Vuelve Harden, brilla Gordon y pique sano y divertido CP3-KAT

ROCKETS 116 - WOLVES 98

Vuelve Harden, brilla Gordon y pique sano y divertido CP3-KAT

Los Rockets recuperaron la sonrisa en el Toyota Center ante los Timberwolves y ya piensan en el partido del sábado contra los Warriors.

Siete partidos se había perdido James Harden con una lesión en la parte posterior del muslo izquierdo y los Rockets estaban deseando que su gran estrella regresara a las canchas. Lo hizo ayer, ante los sorprendentes Timberwolves de Tom Thibodeau, y los suyos recuperaron la sonrisa.

Sin Green ni Ariza, suspendidos dos partidos por aquella película que se rodó en los pasillos del Staples de la que tenemos demasiada y demasiado poca información al mismo tiempo, pero con Capela, Chris Paul y el propio Harden, un Big Three que todavía no sabe lo que es perder un partido NBA: los tres juntos, 16-0 (vía statmuse).

La Barba, con la mirilla desviada (3/15) y los movimientos algo oxidados, solo pudo sumar 10 puntos, su peor marca de la temporada y la primera vez que no llega a los 20, pero estuvo fino en el pase, sobre todo en las continuaciones de un Clint Capela (20 puntos, cada día mejor) que es otro jugador con Harden sobre la madera.
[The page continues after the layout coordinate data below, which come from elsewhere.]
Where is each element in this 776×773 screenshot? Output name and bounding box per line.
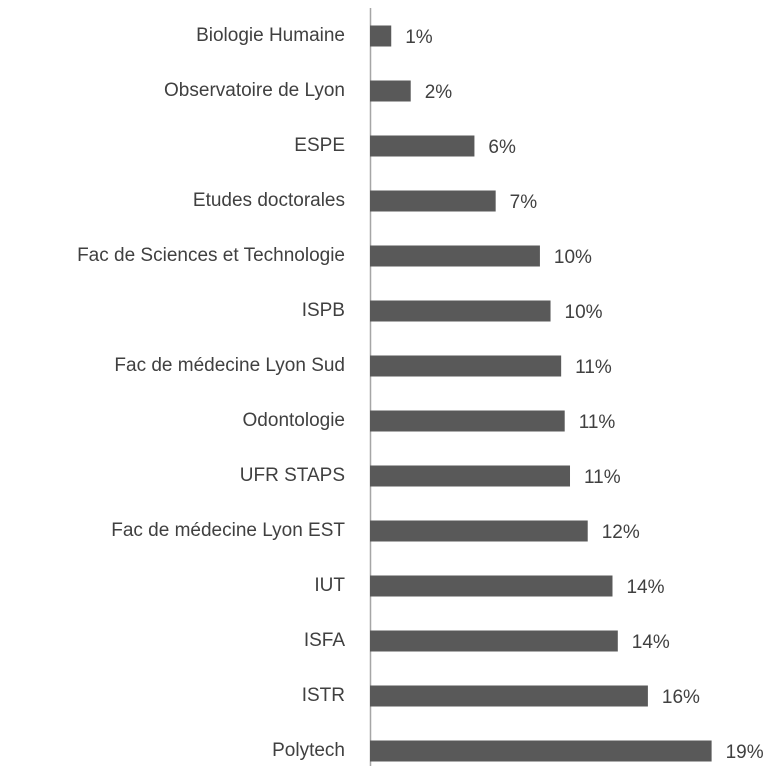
- data-label: 7%: [510, 192, 538, 213]
- data-label: 11%: [575, 357, 612, 378]
- bar: [370, 740, 712, 762]
- y-tick-label: Fac de Sciences et Technologie: [77, 245, 345, 266]
- data-label: 1%: [405, 27, 433, 48]
- y-tick-label: ISFA: [304, 630, 346, 651]
- data-label: 12%: [602, 522, 640, 543]
- bar: [370, 245, 540, 267]
- bar: [370, 135, 475, 157]
- bar: [370, 410, 565, 432]
- data-label: 2%: [425, 82, 453, 103]
- data-label: 10%: [565, 302, 603, 323]
- bar: [370, 355, 562, 377]
- data-label: 19%: [726, 742, 764, 763]
- data-label: 6%: [488, 137, 516, 158]
- y-tick-label: Etudes doctorales: [193, 190, 345, 211]
- bar: [370, 685, 648, 707]
- y-tick-label: UFR STAPS: [240, 465, 345, 486]
- y-tick-label: Fac de médecine Lyon EST: [111, 520, 345, 541]
- y-tick-label: Biologie Humaine: [196, 25, 345, 46]
- bar: [370, 465, 571, 487]
- bar: [370, 190, 496, 212]
- data-label: 11%: [579, 412, 616, 433]
- bar: [370, 630, 618, 652]
- bar: [370, 575, 613, 597]
- bar: [370, 80, 411, 102]
- data-label: 14%: [626, 577, 664, 598]
- bar: [370, 25, 392, 47]
- data-label: 11%: [584, 467, 621, 488]
- y-tick-label: Fac de médecine Lyon Sud: [114, 355, 345, 376]
- bar: [370, 520, 588, 542]
- bar: [370, 300, 551, 322]
- data-label: 14%: [632, 632, 670, 653]
- y-tick-label: IUT: [314, 575, 345, 596]
- y-tick-label: Polytech: [272, 740, 345, 761]
- y-tick-label: ESPE: [294, 135, 345, 156]
- y-tick-label: Observatoire de Lyon: [164, 80, 345, 101]
- y-tick-label: Odontologie: [243, 410, 345, 431]
- y-tick-label: ISTR: [302, 685, 345, 706]
- data-label: 16%: [662, 687, 700, 708]
- data-label: 10%: [554, 247, 592, 268]
- y-tick-label: ISPB: [302, 300, 345, 321]
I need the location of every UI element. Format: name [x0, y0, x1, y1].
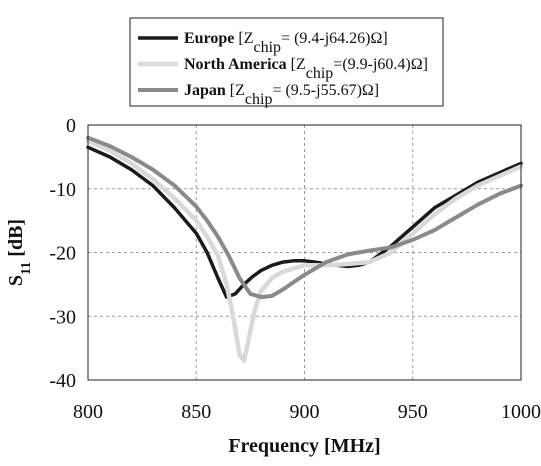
legend-entry: Europe [Zchip= (9.4-j64.26)Ω]	[184, 30, 388, 56]
legend-subscript: chip	[254, 39, 282, 56]
x-tick-label: 850	[181, 401, 211, 423]
legend-impedance: =(9.9-j60.4)Ω]	[333, 56, 428, 73]
y-axis-title-subscript: 11	[19, 262, 34, 275]
y-tick-label: -10	[49, 179, 76, 201]
legend-subscript: chip	[306, 65, 334, 82]
x-tick-label: 800	[73, 401, 103, 423]
legend-series-name: Japan	[184, 82, 230, 99]
legend-box	[129, 17, 444, 107]
grid	[88, 125, 521, 380]
y-tick-label: -40	[49, 370, 76, 392]
x-tick-label: 1000	[501, 401, 541, 423]
y-tick-label: -20	[49, 243, 76, 265]
y-tick-labels: 0 -10 -20 -30 -40	[49, 115, 76, 392]
y-tick-label: 0	[66, 115, 76, 137]
x-tick-labels: 800 850 900 950 1000	[73, 401, 541, 423]
y-tick-label: -30	[49, 306, 76, 328]
y-axis-title-unit: [dB]	[5, 219, 27, 262]
legend-subscript: chip	[245, 91, 273, 108]
plot-area	[87, 124, 522, 381]
x-tick-label: 900	[290, 401, 320, 423]
series-line-japan	[86, 135, 523, 300]
legend-series-name: Europe	[184, 30, 238, 47]
x-axis-title: Frequency [MHz]	[228, 435, 380, 457]
y-axis-title-main: S	[5, 275, 27, 286]
legend-impedance: = (9.4-j64.26)Ω]	[281, 30, 388, 47]
legend-entry: Japan [Zchip= (9.5-j55.67)Ω]	[184, 82, 379, 108]
legend-series-name: North America	[184, 56, 291, 73]
series-line-europe	[86, 145, 523, 299]
series-lines	[85, 135, 524, 364]
legend-impedance: = (9.5-j55.67)Ω]	[272, 82, 379, 99]
y-axis-title: S11 [dB]	[5, 219, 34, 286]
legend-entry: North America [Zchip=(9.9-j60.4)Ω]	[184, 56, 428, 82]
legend-bracket: [Z	[291, 56, 306, 73]
legend: Europe [Zchip= (9.4-j64.26)Ω]North Ameri…	[129, 17, 444, 108]
legend-bracket: [Z	[230, 82, 245, 99]
legend-bracket: [Z	[238, 30, 253, 47]
x-tick-label: 950	[398, 401, 428, 423]
series-line-north-america	[85, 138, 524, 364]
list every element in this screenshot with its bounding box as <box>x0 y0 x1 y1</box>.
Eric Gordon (30 puntos; un paso más rápido que todos los demás) anotó ocho puntos más que todo el banquillo de  los Timberwoves (buenos minutos de Nene en los locales y de Tyus Jones en los visitantes) y clavó siete triples en 13 intentos mientras Chris Paul nos dejaba el pique sano de la noche con Karl-Anthony Towns. Quedaron emparejados tras un cambio en los bloqueos y CP3 intentó bailar al pívot. Pero qué difícil es superar a Towns cuando está concentrado al 100% en lo que tiene delante... El de los Wolves no solo aguantó el tipo, sino que tocó un par de veces el balón y forzó un tiro horrible de Paul que ni siquiera tocó aro. No quedaría así la cosa...

El uno contra uno se repitió varias veces más durante el partido y el base de los Rockets no perdonó (acabó con 19+6+9+3). Primero saliendo de la pintura, paso atrás y salto imposible para anotar por encima del pívot y después un triple que se podría describir con el famoso in your face. Towns, que más allá de sus problemas desde la larga distancia (falló sus seis primeros intentos) jugó un gran partido (22+16 y cinco tapones), terminó con esbozando una sonrisa. Chris Paul es mucho Chris Paul...

La clave fue, como en tantos otros partidos de los Rockets, el triple: los locales anotaron nueve más que los visitantes (17-8) y con mucho mejor porcentaje de acierto (43%-33%).